The Big Stone II proposal is mired in controversy. Most recently the project proponents conceded that coal prices have soared and the project's costs have sky-rocketed from $1.2 to $1.8 billion. Even these high cost projections ignore that regulation of global warming pollution is right around the corner and Big Stone II's costs will escalate even further. Other utility companies, like Xcel Energy, are starting to recognize they can no longer ignore global warming and are investing in wind-based alternatives as the most affordable option.
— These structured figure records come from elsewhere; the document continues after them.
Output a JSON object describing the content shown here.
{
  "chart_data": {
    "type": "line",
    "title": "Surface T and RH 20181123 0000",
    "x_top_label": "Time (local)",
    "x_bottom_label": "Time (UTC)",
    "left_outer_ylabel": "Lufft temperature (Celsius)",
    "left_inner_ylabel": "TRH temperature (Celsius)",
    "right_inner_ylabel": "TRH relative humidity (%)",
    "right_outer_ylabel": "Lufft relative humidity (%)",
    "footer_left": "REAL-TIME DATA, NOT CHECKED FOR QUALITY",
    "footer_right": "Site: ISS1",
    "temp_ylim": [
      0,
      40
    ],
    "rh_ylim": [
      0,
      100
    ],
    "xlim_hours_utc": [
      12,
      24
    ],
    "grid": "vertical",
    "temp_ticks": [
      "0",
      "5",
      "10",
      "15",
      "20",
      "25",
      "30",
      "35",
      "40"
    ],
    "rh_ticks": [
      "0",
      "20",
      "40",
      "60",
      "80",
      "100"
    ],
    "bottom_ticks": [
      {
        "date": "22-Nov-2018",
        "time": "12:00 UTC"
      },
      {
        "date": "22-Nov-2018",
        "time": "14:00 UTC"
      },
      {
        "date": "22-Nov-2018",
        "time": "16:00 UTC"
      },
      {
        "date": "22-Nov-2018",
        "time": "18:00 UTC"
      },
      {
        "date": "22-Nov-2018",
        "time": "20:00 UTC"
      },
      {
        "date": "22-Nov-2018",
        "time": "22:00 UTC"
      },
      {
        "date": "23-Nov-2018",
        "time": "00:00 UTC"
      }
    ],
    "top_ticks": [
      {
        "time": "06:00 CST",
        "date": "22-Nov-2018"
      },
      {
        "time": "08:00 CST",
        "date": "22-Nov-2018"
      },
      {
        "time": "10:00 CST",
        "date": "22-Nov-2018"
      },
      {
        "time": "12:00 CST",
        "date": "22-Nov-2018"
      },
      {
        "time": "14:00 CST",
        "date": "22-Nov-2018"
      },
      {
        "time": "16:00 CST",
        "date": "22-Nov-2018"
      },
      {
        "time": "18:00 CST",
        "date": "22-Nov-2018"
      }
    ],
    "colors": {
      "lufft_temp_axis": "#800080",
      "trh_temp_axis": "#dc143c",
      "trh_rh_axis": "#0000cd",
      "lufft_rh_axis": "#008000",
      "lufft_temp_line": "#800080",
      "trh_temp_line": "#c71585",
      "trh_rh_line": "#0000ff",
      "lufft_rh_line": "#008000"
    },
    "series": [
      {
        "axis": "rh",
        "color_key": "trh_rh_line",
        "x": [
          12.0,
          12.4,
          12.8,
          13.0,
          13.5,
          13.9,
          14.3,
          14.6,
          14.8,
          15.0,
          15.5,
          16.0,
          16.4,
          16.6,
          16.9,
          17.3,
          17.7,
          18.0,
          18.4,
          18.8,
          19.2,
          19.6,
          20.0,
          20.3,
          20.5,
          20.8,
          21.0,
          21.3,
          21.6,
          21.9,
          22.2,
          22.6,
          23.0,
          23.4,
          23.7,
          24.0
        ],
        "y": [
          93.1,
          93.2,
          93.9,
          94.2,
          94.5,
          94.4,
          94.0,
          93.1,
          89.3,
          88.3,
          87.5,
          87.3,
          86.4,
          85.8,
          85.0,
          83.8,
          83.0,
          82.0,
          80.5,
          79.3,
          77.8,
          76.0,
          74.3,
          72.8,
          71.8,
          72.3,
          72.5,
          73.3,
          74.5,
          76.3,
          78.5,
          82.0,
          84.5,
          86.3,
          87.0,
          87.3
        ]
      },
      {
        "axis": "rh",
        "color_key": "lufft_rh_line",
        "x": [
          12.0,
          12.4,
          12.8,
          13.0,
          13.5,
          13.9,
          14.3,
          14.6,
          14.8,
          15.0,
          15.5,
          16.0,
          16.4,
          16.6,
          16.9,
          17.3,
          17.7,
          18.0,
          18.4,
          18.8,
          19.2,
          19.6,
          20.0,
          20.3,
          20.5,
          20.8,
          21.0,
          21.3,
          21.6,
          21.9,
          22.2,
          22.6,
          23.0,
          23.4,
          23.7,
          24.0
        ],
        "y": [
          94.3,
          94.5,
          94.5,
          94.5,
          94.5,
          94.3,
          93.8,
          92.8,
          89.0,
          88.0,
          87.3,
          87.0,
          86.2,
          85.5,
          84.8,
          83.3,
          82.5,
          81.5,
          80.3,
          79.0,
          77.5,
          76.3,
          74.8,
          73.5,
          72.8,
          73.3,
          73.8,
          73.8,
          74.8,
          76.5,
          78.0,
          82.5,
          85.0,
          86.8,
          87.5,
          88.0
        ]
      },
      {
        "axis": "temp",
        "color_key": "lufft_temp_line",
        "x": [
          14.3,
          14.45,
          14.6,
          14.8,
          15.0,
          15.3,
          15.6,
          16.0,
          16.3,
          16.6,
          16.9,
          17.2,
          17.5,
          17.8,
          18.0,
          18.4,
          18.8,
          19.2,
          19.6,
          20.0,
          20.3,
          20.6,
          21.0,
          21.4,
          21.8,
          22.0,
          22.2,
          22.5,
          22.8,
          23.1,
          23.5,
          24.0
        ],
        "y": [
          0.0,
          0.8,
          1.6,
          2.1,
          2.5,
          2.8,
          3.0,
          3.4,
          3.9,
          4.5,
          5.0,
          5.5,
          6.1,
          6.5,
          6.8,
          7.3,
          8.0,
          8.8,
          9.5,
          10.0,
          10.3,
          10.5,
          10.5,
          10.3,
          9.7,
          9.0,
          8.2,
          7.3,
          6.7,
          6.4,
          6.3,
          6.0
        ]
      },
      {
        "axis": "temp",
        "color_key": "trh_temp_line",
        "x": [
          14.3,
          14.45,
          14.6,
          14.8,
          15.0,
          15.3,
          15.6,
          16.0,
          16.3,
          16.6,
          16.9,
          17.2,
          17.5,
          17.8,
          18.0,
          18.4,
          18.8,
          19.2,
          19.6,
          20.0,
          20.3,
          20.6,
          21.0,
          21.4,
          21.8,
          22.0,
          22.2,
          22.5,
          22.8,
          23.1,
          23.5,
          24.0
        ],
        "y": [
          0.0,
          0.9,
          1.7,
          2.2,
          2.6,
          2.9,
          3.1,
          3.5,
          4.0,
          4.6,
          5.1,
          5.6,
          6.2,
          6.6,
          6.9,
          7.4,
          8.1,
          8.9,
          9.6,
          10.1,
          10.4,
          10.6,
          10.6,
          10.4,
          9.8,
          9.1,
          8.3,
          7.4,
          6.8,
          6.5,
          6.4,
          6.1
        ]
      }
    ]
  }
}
"Instead of increasing the Midwest's over-dependence on coal, Otter Tail Power and its partners should protect our air quality and rural economies by abandoning their plans to build another out-dated coal plant and instead harness our home-grown wind resources," said Cesia Kearns, Conservation Organizer for the Sierra Club. "A wind-based alternative to Big Stone II would increase our energy security by creating 172 permanent new jobs — nearly five times as many as the 35 jobs the utilities claim will be created by another coal plant burning out-of-state coal."
The Clean Air Act provides that citizens can file suit to protect their community when federal and state regulators are unwilling to enforce legal requirements. The Act provides broad authority for a court to order a violator to install pollution controls and pay penalties up to $27,500 per day of violation. The Sierra Club is beginning its legal action by giving Otter Tail Power 60 days notice (pdf, 96k) in order to give the company time to come forward with a proposal to promptly clean up Big Stone I and avoid the need for further litigation.
Ranked with data from the Environmental Protection Agency, Otter Tail Power's Big Stone I plant stands as the dirtiest coal plant in the country for smog emissions pollution, once Xcel Energy's Riverside coal plant finalizes the conversion to natural gas in 2009. This can be found at http://dirtykilowatts.org/Excel/DirtiestNOX2.xls. The Sierra Club is the nation's oldest, largest, and most influential grassroots environmental organization with 750,000 members nationwide, and over 24,000 members in Minnesota.